読書家しろくまのすゝめ

〜読書家しろくまが読んだ本の紹介・現代への想いなどなど〜

教育社会学  ~人間の発達と社会・社会化~

社会化とは

 個人がある特定の社会集団の生活様式を学習し、その正規の成員にしあげられる過程(プロセス)のこと。特徴としては、①人間の発達や成長を社会的なものとして捉えている。②ある社会の成員になるために様々な集団に属しながら文化を取得する過程。

 社会化概念に対する共通の視点として四つのことが挙げられる。
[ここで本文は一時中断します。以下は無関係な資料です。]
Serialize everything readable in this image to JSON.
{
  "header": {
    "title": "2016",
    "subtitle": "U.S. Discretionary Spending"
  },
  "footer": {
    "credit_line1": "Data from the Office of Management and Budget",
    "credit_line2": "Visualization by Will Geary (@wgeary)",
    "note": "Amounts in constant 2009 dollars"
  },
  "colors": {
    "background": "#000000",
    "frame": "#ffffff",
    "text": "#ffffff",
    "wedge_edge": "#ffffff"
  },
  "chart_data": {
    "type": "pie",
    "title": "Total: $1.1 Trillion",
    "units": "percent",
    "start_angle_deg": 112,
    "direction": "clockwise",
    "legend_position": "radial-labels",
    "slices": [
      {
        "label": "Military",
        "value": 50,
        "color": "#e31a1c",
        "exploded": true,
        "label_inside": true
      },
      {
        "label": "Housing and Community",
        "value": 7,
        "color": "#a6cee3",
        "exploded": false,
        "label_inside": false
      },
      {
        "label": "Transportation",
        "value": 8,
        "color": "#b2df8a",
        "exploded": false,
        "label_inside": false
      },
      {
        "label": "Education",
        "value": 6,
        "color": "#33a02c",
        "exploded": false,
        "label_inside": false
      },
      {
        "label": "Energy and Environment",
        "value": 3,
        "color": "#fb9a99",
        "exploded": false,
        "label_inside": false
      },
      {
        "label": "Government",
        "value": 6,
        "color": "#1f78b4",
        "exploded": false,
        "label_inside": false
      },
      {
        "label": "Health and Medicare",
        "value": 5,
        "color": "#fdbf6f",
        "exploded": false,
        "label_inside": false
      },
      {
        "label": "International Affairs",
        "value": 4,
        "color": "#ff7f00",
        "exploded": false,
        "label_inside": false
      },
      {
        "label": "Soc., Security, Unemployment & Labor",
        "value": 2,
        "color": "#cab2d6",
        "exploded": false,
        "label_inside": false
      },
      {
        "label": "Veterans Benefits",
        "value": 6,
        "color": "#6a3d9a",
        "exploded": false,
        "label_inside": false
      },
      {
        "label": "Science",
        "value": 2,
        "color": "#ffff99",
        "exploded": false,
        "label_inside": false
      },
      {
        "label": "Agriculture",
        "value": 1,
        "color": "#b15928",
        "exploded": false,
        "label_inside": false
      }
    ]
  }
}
①成員生の獲得である。②基本的に学習の獲得である。③他者との相互作用を通してパーソナリティを社会体系に結びつける過程である。④社会体系の維持・存続に関わる機能的要件である。

というものだ。

とらえ方

1.機能主義的アプローチ

  • 社会の維持存続に関わる社会の機能に焦点
  • 社会や集団などが持つ「働き(=機能)」に注目し、個人の中に社会が期待する価値や規範、行動様式が内面化されていく過程である
  • 個人に期待される役割の内面化を通して、社会の安定化と再生産に寄与する側面に焦点
  • 基本的に社会秩序の維持と安定化に寄与する側面を持つ

2.相互作用論的アプローチ

  • 社会化の過程を、他者との相互行為と解釈行為によって自己と社会との関係を調整していく連続的な過程として捉える
  • 「役割取得」を通じた自己形成と社会化
  • 「役割」は、細部まで成文化されたり規定されるわけでわない。行為の相手や状況によっても微妙に変化するため、「役割」は、現実には相互行為の場面の中で意味解釈を通じてさまざまに形成され変化していく
  • 社会化の過程は、他者との相互行為と解釈行為によって自己と社会の関係を調整していく連続的な過程
  • 他者の期待に照らして自己が形成されていく過程であると同時に、他者との関係の中で役割の内容や自己そのものが変容していく過程でもある

まとめ

 今日において、社会とは何か、社会化とは何かということを知ることは、役割意識や相互に作用しているといった観点から、自己を見直すことにつながる。そして、そう言った考えから、よりよい社会形成に近づくのではないだろうか。社会の一員として生きている以上、これからの社会を担う若者だけでなく、社会で活躍している人々にも知ってもらいたいと思う。